Marilyn's teenage voice came through with sheer venom. “You haven’t figured it out? The Multiverse will end. Time is slowing down and will soon stop. If it does, our reality also does. Your body is too primitive to see time evolution. You, dear teacher, will die. So will everyone else, including your cute Sophie. In most of the remaining possible scenarios ahead, I plan to kill the both of you myself because of this kind of outrageous impertinence. How dare you. Every one of you is a dull-witted child unable to see they are sitting on train tracks while the evening commute is about to hit. I am trying to make this as painless as possible.
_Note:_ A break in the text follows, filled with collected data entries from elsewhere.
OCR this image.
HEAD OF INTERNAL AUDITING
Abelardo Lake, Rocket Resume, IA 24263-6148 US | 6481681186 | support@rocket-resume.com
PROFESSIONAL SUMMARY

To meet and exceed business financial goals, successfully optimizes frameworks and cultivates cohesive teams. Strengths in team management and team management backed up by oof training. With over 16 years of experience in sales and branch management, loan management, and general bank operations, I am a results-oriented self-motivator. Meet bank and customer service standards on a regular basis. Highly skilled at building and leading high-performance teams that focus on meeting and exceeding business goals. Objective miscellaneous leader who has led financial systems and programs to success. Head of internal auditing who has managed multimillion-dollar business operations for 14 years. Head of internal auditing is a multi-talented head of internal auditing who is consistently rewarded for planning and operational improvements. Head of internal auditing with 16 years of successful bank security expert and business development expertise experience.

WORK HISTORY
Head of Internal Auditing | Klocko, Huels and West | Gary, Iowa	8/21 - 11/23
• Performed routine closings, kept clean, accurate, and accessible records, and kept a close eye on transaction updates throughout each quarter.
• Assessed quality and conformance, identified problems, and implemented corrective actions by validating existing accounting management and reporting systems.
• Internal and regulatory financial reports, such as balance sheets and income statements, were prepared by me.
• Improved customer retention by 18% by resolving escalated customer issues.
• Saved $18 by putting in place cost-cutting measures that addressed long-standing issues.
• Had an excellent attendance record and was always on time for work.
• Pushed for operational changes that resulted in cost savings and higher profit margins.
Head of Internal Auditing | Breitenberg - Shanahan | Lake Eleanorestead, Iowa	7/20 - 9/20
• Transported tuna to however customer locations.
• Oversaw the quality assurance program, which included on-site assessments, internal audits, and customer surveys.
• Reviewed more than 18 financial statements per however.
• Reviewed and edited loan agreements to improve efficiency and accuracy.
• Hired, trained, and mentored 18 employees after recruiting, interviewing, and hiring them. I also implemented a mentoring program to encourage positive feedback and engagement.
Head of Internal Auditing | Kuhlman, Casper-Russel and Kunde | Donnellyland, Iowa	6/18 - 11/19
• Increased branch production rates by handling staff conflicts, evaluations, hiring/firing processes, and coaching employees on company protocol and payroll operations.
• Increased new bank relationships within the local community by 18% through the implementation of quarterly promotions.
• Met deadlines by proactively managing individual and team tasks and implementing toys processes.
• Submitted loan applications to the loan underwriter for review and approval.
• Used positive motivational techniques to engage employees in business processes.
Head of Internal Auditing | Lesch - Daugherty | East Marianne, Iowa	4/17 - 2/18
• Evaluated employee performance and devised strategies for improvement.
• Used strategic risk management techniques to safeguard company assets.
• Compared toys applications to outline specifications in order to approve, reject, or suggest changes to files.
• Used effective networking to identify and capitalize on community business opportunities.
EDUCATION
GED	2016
Let me know if you want me to pull my gloves off.”

“Give me something better than threats.”

Marilyn fought to regain her wits. “You really want to understand?”

“We have time.” Marilyn waived her hand, and an electrical racetrack appeared on the floor for the boy to play with. He did.

“Laurent, darling, you have no fucking clue what you are and why your shitty carcass remains.”

“Why?”

Laurent knew her weakness: she was emotional and stubborn. “I must indulge this stupidity for a short time. In two weeks the Attraction will take place. There is nothing anyone can do to stop it.”

“Even Sophie?”

There was a pause. “I will tell you this, old man. Your daughter is the only reason I have not completely given up on your simple species. She truly is exceptional, and I saw this without the influence of her waves. Still, her chances of pulling this off are evaporating by the day.”

“Let me help her.”

“Then stop holding her back with your whiny, stupid game of house. You are anchoring her down to a dream. She must destroy and kill. For that, she needs to get upset. You can either save a few lives from now to the finale and lose everything, or you unleash her to do what must be done.”

“What is that?”

“Darling, if I answer, will you promise to leave and never return here?”

“Yes.”

Marilyn smiled as she got up from her chair. “Your daughter is a bomb. She must destroy your insipid reality to save the Multiverse.”

“From what?”

“Us. Sophie must break off the Cold from this Multiverse to save it. Now get out. I held my part of this deal, now hold yours. Good luck.”

Laurent and the boy vanished from the Digital World.

***

Calm returned.

“Well played, Daughter.”

“Humans are idiots, he is no exception. The girl is another matter.”

“I know,” concluded the digital God. “I like her.”